Here’s how BLS identified volunteering activities:
- Coach, referee or supervise sports teams
- Tutor or teach
- Mentor youth
- Be an usher, greeter, or minister
- Collect, prepare, distribute or serve food
- Collect, make or distribute clothing, crafts or good other than food
- Fundraise or sell items to raise money
- Provide counseling, medical care, fire/EMS or protective services
- Provide professional or management assistance, including serving on a board or committee
- Engage in music, performance, or other artistic activities
- Engage in general labor, supply transportation to people
It’s 2014 and this is how BLS defines volunteering activities?! In these definitions, where do these typical virtual volunteering activities go?
- Managing an online discussion group
- Facilitating an online video chat/event
- Translating a brochure from English to Spanish
- researching subjects
- creating web pages (designing the pages or writing the content)
- editing or writing proposals, press releases, newsletter articles, video scripts, etc.
- developing curricula
- transcribing scanned documents
- designing a database
- monitoring the news to look for specific subjects
- managing social media activities
- tagging photos and files
Heck, where do volunteering activities like hackathons and wikipedia edit-a-thons go in BLS’s volunteering activity categories?!
How do we get the Bureau of Labor Statistics and others that research volunteering activities, like the Pew Research Center, to change their survey methods so that virtual volunteering activities and new forms of volunteering, like hackathons, get included in research about volunteering?

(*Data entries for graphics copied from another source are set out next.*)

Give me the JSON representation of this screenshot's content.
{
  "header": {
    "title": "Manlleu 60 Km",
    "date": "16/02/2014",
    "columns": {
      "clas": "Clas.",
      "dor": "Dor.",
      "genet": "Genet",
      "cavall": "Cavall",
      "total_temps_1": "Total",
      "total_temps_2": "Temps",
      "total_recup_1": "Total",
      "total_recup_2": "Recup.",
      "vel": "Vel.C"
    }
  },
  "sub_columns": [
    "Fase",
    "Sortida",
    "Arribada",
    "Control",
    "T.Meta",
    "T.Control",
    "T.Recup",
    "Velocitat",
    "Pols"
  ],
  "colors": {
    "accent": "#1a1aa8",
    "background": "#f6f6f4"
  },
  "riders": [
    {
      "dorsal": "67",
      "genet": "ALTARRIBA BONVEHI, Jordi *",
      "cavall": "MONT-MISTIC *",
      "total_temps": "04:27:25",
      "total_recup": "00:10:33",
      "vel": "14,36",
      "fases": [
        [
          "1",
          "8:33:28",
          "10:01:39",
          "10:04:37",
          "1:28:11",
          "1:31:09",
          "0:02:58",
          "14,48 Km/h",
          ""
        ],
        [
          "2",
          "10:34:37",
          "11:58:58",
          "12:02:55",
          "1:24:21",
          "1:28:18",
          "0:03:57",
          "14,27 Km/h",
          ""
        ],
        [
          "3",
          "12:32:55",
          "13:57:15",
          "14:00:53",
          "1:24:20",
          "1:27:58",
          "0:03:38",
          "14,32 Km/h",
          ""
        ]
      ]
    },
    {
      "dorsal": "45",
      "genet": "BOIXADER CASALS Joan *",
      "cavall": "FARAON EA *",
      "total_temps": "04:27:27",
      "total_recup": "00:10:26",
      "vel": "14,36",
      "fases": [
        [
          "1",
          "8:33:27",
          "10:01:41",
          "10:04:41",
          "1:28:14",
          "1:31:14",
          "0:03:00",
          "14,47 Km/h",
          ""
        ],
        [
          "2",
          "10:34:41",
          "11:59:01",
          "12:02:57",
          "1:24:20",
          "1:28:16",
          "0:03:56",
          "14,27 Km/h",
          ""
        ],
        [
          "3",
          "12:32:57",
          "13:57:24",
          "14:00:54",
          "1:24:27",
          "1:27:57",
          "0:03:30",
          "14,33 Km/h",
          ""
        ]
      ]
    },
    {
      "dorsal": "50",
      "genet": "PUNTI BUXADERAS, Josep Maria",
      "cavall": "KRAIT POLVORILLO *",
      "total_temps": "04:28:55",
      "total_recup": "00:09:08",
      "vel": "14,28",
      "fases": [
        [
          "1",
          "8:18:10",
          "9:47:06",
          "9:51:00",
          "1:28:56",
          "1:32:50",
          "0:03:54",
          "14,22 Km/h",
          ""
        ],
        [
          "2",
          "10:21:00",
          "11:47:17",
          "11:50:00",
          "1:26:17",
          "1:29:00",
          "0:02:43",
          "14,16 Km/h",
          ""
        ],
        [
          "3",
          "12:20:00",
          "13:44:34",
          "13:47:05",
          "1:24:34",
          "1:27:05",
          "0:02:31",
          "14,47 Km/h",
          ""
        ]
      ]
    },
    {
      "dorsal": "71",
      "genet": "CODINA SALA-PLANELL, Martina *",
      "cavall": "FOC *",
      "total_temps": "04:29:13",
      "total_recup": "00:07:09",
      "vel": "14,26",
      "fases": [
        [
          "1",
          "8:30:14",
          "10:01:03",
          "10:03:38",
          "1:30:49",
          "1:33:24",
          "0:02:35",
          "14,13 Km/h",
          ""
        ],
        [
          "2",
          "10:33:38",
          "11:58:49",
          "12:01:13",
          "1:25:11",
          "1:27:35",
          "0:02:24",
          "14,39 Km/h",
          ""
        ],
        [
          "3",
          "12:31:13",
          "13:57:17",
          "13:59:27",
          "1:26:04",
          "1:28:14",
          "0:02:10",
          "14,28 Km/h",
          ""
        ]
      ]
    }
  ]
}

Perhaps someone at each organization should buy, and read, The Last Virtual Volunteering Guidebook?
Also see this blog of suggestions for research about virtual volunteering, specifically.

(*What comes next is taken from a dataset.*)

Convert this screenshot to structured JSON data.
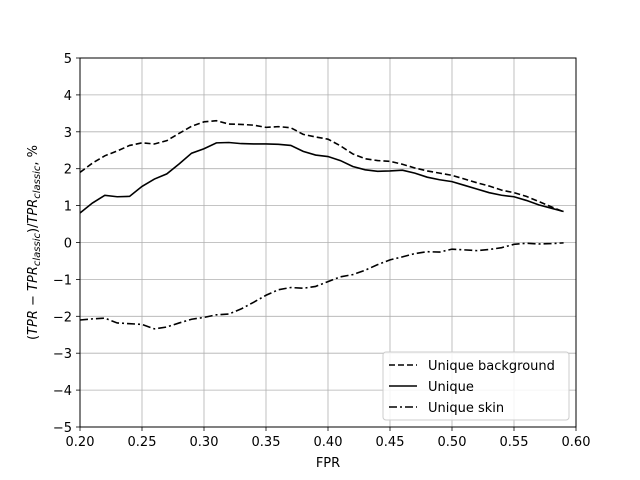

Update March 29, 2018: Well done, Australian Bureau of Statistics (ABS), for redesigning its the General Social Survey (GSS) – which measures the official number of volunteers in Australia – to ALSO capture informal, online and spontaneous volunteering, not just traditional, face-to-face, onsite volunteering. More about the change here.
Meanwhile, the Bureau of Labor Statistics, at least as of 2015, has the same old categories that exclude modern forms of volunteering. Online volunteering, hackathons, edit-a-thons – those still don’t get counted.